Your drill bit should now look like this:
1mm

Run the “drill.txt” GCode

In Carbide Motion:
– Click the “Load Project” button
– Select the “drill.txt” file
– Click the big “PLAY” button.
carbide-motion2
– Wait until it’s done drilling all the holes.
drilling

Install the engraving bit on the ShapeOko

First, POWER OFF YOUR ROUTER but DO NOT POWER OFF THE SERVO MOTORS so the router & tool don’t move.
Replace the drill bit with the engraving bit.
If you do not have enough room to switch the tool, you can go back to the “Move cutter” mode to move the router higher on its Z axis. This will not cause any issues.
I am using 0.5 mm engraving bits like this one (do not confuse with 0.5 mm drill bits):
20151221_153729
I prefer that tool to V-Shaped engraving bits. It is more expensive but much less sensitive to the accuracy of your Z position. If you go too deep, with a V-Shaped bit, the groove is larger than what you expected. With what I use, it simply makes no difference.
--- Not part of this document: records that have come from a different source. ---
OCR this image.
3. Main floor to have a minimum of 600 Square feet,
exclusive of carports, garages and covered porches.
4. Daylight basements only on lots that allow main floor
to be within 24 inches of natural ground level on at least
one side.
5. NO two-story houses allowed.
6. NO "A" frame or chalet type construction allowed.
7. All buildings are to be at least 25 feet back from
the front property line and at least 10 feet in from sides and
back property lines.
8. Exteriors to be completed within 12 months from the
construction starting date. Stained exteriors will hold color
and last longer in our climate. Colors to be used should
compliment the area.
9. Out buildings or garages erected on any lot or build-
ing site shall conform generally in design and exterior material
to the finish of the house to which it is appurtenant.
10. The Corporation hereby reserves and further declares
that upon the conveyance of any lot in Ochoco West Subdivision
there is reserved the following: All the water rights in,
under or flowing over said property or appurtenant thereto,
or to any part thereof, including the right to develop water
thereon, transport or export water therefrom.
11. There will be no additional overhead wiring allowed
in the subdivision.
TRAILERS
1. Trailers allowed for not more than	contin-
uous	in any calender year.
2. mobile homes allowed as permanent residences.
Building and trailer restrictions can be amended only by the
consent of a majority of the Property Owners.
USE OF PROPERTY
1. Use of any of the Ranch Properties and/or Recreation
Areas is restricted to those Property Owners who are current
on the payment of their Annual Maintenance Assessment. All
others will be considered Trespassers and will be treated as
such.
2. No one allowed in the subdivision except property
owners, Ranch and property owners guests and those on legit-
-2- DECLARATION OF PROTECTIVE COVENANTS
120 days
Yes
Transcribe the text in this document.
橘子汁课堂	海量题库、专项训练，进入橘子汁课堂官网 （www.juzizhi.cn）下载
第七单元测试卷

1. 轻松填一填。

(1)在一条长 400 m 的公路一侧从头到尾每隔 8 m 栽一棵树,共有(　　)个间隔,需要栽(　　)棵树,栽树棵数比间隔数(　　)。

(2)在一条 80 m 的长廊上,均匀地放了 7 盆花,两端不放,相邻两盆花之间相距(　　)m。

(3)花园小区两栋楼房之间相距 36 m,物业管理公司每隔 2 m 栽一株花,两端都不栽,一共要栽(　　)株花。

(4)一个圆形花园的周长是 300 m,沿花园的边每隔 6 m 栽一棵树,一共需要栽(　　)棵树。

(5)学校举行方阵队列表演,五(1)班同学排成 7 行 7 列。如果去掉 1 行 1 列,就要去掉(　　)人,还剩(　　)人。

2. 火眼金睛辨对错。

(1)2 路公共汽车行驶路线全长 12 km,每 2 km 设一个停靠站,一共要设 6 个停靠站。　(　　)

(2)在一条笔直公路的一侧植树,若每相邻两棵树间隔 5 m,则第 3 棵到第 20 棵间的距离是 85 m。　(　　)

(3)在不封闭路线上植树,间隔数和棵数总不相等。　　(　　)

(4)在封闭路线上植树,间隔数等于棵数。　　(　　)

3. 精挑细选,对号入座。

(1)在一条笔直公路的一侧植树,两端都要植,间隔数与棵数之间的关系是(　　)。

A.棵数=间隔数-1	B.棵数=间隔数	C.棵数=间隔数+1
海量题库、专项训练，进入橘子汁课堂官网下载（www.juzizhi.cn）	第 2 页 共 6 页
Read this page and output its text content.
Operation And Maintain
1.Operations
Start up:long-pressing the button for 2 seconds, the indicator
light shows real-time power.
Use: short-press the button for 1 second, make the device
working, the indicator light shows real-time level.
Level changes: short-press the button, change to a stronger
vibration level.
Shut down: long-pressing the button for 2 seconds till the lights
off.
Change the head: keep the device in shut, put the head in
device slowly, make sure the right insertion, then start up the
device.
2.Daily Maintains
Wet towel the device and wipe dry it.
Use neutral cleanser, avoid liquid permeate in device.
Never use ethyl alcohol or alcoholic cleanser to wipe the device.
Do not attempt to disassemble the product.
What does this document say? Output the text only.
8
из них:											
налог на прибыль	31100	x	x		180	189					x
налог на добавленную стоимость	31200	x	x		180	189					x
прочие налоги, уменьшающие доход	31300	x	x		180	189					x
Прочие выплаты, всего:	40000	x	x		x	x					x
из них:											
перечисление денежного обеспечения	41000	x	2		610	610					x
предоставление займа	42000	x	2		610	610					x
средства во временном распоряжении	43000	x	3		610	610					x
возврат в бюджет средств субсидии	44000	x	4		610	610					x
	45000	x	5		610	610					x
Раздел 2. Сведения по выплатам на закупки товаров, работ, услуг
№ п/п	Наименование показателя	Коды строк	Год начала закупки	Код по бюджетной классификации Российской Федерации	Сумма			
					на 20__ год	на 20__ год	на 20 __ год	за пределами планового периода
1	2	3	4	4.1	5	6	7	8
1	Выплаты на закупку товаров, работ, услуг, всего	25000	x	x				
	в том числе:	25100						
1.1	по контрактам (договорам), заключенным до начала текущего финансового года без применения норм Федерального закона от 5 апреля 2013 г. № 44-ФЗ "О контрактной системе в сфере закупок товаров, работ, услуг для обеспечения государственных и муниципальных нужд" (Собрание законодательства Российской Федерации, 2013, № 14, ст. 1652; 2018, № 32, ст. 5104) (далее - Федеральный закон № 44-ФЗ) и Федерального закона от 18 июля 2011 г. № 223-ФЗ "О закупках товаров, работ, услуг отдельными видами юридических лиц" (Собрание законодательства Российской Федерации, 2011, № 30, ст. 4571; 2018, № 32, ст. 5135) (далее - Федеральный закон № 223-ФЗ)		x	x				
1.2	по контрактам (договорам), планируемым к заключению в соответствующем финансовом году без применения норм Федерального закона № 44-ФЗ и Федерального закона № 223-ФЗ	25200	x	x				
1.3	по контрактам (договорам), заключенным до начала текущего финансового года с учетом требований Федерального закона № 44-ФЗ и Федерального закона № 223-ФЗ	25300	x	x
For that step, the calibration to zero is slightly different.

When the bit is at the right position (0,0,0):
– Move the tool 1 mm above the PCB surface
– click the “Set Zero” button
– On that new screen, click the “Zero All” button, then the “Done” button
– Click the “Quit Jog” button.

Yes, that means our Z-Axis zero is actually 1 mm over the PCB surface. This is to match the changes we did do the GCode previously.

Run the “traces.txt” GCode

Same steps as for the drill.txt file.

Install the cutting bit on the ShapeOko

We are now ready to cut the PCB from the raw copper clad.
To do so, we follow exactly the same steps as for the drill bit except that we use a 2 mm endmill instead.

Run the “cut.txt” GCode

Same steps as for the drill.txt file.

The end

You should now have your PCB. It is still fixed to the raw copper clad by a few small pieces of plastic that you can simply cut.
pcb-sop-16-final

sop-16-adapter.jpg

3 thoughts on “Milling a PCB designed in Eagle with a ShapeOko 3

  1. claudeSt

    hi, where can I buy a good quality of the the 0.5 mm engraving bit that you use to cut the board ? I used to use v shape engraving bit but with no good success.

    thanks

    Reply
    1. Francois Post author

      Hi Claude,

      Sorry for the late reply.

      So far, I have been using bits that can be purchased from eBay. But I will soon give it a try with “professional” bits. I will post something as soon as I have a chance to try them out!